In Guatemala's western highlands in the Huehuetenango province, similar efforts are underway as aid agencies prop up small-scale farmers to tackle malnutrition and extreme poverty with multiple interventions targeting a single family.

This includes helping women to grow different food crops, set up rainwater storage systems, as well as cash transfers and donations of biofortified and drought-resistant bean seeds.

"The aim is to help farmers change from just consuming what they grow to being able to sell food and get an income, to lift them from extreme poverty," said Fredy Palacios, a Guatemalan agriculture expert with aid group Action Against Hunger, which supports farming communities in the country.

In San Ildefonso Ixtahuacán, an area home to Indigenous Mayan communities where running water, internet and electricity connections are often lacking, laborers are helping farmer María Domingo build a deep pond in her garden to catch rainwater.

She aims to use the stored water to grow avocado trees that will bear fruit in about four years, and generate a future source of income.

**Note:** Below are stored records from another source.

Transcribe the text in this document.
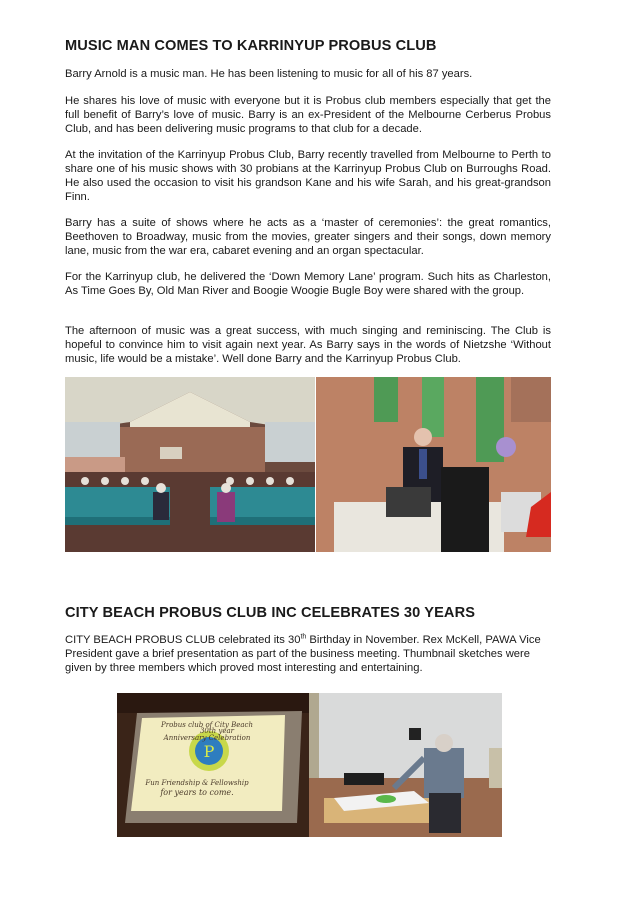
MUSIC MAN COMES TO KARRINYUP PROBUS CLUB

Barry Arnold is a music man. He has been listening to music for all of his 87 years.

He shares his love of music with everyone but it is Probus club members especially that get the full benefit of Barry’s love of music. Barry is an ex-President of the Melbourne Cerberus Probus Club, and has been delivering music programs to that club for a decade.

At the invitation of the Karrinyup Probus Club, Barry recently travelled from Melbourne to Perth to share one of his music shows with 30 probians at the Karrinyup Probus Club on Burroughs Road. He also used the occasion to visit his grandson Kane and his wife Sarah, and his great-grandson Finn.

Barry has a suite of shows where he acts as a ‘master of ceremonies’: the great romantics, Beethoven to Broadway, music from the movies, greater singers and their songs, down memory lane, music from the war era, cabaret evening and an organ spectacular.

For the Karrinyup club, he delivered the ‘Down Memory Lane’ program. Such hits as Charleston, As Time Goes By, Old Man River and Boogie Woogie Bugle Boy were shared with the group.

The afternoon of music was a great success, with much singing and reminiscing. The Club is hopeful to convince him to visit again next year. As Barry says in the words of Nietzshe ‘Without music, life would be a mistake’. Well done Barry and the Karrinyup Probus Club.

CITY BEACH PROBUS CLUB INC CELEBRATES 30 YEARS

CITY BEACH PROBUS CLUB celebrated its 30th Birthday in November. Rex McKell, PAWA Vice President gave a brief presentation as part of the business meeting. Thumbnail sketches were given by three members which proved most interesting and entertaining.

P
Probus club of City Beach
30th year
Anniversary Celebration
Fun Friendship & Fellowship
for years to come.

"It takes patience and hard work but I know that if it doesn't rain, my reservoir will help me," said Domingo, who is responsible for feeding seven children at her mountaintop farm.

In a nearby hamlet, Maria Perez, a mother-of-two, said the five cash transfers of 600 quetzals ($76) she has received in the past 18 months from Action Against Hunger are a lifeline.

"What I farm isn't enough to feed my children. With the money, I'm buying fruit, milk, and eggs at the market," said Perez, speaking a mixture of Spanish and the Indigenous Mam language and wearing a traditional red and purple dress.

"It's a big help. My children eat more and get sick less," she said.